One way to derive that forecast is to gather all the information you can, feed it into your internal pattern matching system, and extrapolate, making adjustments based on judgments you may or may not be conscious of. Kahneman calls this the inside view.

As you can imagine, the inside view is susceptible to all the biases and distortions that are the subject of his book. You might artificially inflate sales expectations because you like the founder. You might exaggerate the time it will take to launch a new product because you find it complex. In general, the tendency is to overestimate the uniqueness of a given forecast and base our judgment too heavily on our individual experience.

The outside view considers a forecast in the context of a larger “reference class.” Instead of asking what do you think will happen? the outside view asks what has happened historically when others were in this situation?

When analyzing a $2B market cap company that sells enterprise software and estimating future operating margins, you might look at companies of a similar size in the same industry and find the base rate of operating margins for that reference class. This reframes the question and forces you to think about why and to what degree this company will be different than its historical peers. The outside view shouldn’t simply displace the inside view – they should both be considered and weighted differently depending on the nature of the environment.

Of course, the practicality of base rates varies depending on what you are trying to forecast. In environments governed by extreme randomness, the base rate tells you little of future expectations and can usually be ignored.

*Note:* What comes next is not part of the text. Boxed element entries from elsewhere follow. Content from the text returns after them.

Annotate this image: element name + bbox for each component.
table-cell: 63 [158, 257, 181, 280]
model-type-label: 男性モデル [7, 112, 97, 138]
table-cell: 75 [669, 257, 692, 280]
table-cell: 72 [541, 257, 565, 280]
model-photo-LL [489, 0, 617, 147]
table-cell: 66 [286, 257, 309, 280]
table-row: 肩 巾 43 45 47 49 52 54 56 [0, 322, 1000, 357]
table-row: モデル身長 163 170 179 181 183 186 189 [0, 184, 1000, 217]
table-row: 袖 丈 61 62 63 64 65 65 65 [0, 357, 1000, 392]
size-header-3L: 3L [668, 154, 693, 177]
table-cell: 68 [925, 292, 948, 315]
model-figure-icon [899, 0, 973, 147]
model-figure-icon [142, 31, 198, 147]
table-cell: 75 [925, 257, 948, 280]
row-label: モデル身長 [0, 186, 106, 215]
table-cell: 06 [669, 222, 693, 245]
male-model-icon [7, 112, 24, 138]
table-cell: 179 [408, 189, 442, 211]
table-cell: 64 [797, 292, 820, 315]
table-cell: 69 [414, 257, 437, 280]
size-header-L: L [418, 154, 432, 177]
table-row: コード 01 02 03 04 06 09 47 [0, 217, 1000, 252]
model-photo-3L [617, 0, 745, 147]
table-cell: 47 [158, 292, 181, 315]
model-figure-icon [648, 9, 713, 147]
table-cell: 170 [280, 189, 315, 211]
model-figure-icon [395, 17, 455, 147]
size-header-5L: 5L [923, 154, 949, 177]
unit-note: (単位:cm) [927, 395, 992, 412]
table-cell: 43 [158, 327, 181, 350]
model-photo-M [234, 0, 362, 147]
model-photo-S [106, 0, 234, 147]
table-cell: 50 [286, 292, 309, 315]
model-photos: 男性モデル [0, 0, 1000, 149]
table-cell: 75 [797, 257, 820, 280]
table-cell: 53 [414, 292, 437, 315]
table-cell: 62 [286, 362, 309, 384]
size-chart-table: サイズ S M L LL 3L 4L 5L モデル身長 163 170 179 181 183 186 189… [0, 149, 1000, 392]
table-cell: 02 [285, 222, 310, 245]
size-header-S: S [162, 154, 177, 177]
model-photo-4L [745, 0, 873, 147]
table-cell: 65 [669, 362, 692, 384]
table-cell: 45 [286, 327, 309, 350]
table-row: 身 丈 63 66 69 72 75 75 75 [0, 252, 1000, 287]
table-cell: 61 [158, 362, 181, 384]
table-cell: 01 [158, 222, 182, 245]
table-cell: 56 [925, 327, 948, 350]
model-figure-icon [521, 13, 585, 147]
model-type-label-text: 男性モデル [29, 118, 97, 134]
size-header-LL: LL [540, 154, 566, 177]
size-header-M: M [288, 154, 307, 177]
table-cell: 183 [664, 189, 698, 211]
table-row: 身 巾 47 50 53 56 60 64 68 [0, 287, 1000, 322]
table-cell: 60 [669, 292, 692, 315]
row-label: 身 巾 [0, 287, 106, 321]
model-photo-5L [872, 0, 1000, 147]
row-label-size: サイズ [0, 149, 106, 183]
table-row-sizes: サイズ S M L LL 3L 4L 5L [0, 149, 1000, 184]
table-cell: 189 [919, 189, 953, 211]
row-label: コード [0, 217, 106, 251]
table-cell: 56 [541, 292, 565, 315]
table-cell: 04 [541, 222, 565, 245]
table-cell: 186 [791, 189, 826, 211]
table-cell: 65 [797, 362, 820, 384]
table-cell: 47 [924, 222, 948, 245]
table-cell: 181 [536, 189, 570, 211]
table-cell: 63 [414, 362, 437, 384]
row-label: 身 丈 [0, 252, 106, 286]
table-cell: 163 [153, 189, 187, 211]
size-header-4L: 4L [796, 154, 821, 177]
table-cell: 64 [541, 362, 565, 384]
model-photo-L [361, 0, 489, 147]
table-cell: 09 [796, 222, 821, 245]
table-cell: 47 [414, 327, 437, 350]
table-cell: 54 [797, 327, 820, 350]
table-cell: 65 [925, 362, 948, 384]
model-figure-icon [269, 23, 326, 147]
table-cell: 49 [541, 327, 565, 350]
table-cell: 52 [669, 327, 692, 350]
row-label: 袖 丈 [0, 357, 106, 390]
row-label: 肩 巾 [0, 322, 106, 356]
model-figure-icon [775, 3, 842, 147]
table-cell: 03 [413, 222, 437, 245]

Mauboussin has an enormous body of work concerning the effects of skill and luck on outcomes in domains from sports to music to investing. He says that we can come up with relative weights for the inside and outside views based on where a domain falls on the luck-skill continuum.

The rule of thumb is: for activities where skill dominates, overweight the inside view; for activities where luck dominates, overweight the outside view.

He classifies NBA basketball as the sport that is the closest to pure skill on the continuum. If a team is having a great season with a winning record, the odds of them winning the next game should be higher – the base rate of wins for all teams historically has less bearing on the result. By contrast, investing is heavily influenced by luck, especially in the short run. If a manager has a massive year, it’s reasonable to assume the next year will revert closer to the mean.

The base rate is another word for the mean. Reversion to the mean is more powerful in domains dominated by luck than those dominated by skill. When there is strong reversion to the mean, it makes sense to more heavily weigh the outside view, as future results are more likely to mirror historical averages.

Regardless of where your decision falls on the luck-skill continuum, I think it’s useful to consider base rates. It seems so obvious that it hardly bears mentioning, but I find that I constantly forget the concept and often overweight my inside view. Especially as an investor faced with constant forecasting and group decisions, base rates are a simple and powerful tool to round out your decision-making.